The Militant (logo)  
   Vol. 68/No. 4           February 2, 2004  
 
 
Los Angeles unions plan Jan. 31 rally
to support striking grocery workers
(front page)
 
Militant/James Vincent
UFCW members picket Vons supermarket January 17 in Santa Monica, California.

BY JAMES VINCENT  
LOS ANGELES—The labor movement in this city is planning a demonstration on Saturday, January 31, to back 70,000 striking and locked-out grocery workers.

The Los Angeles County Federation of Labor, AFL-CIO, has issued a call for a “Day of Solidarity, Massive March and Rally” for noon that day at the Great Western Forum in Inglewood, California. Union organizers say they expect to mobilize more than 20,000 unionists and other supporters of the United Food and Commercial Workers (UFCW) strike. Many unions are organizing buses.

The UFCW struck Vons and Pavilions stores, owned by Safeway Inc., October 11; Ralphs, which is owned by Kroger, and Albertsons locked out UFCW members the next day. All four stores are part of the same collective bargaining unit of the union. The strike and lockout affects more than 850 stores in Southern California.

The grocery bosses are seeking $1 billion worth of health-care cuts, a wage freeze for the first two years of the contract, and a substantially lower pay and benefit scale for new hires.

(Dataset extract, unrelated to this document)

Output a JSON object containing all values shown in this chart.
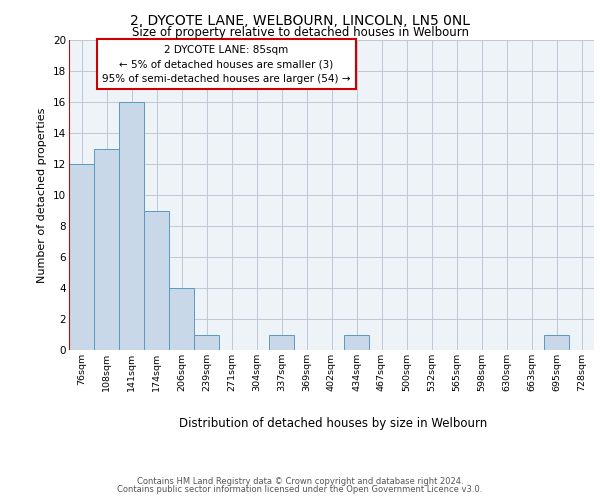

The strike enjoys wide support in Southern California. “We’ve been out for more than three months and it has not been easy,” said Jessie González, a union representative for UFCW Local 1442 in Santa Monica. “We’ve gotten fantastic, unbelievable support from the community, which the company did not expect.”

The call for a large show of support on January 31 comes at the same time that strikers are pressuring the UFCW to put up pickets at Ralphs supermarkets. The union pulled the pickets on October 31 in what was described by the union as a “goodwill gesture” to get negotiations going.

The second week of January, locked-out UFCW grocery workers in San Diego County began picketing Ralphs stores again. “A proposal for locked-out grocery clerks to picket Ralphs supermarkets’ loading docks as a wildcat action was instead given official sanction by San Diego Local 135 of the United Food and Commercial Workers International Union,” reported the January 13 North County Times.

The picketing of stores has started to spread to the other six striking UFCW locals. UFCW local 1167 has begun organizing pickets in front of Ralphs stores in the Inland Empire. Local 770, the largest grocery local on strike, has issued a call for “Back to Picketing at Ralphs ‘For a Day’” on January 18.

The increase in picketing comes in the wake of reports that Ralphs hired 50-100 locked-out workers using fake names and Social Security numbers. The UFCW has filed complaints with the National Labor Relations Board.

In addition, grocery workers here learned this week that Safeway, the third largest U.S. supermarket company, will close 12 Dominick’s stores in and around Chicago, laying off about 800 UFCW members.

“We are doing this for other people, not just us,” said Carmen Valdvia, a produce worker at Albertsons. “We look forward to the rally planned for January 31. No matter what, we’re hanging in there.”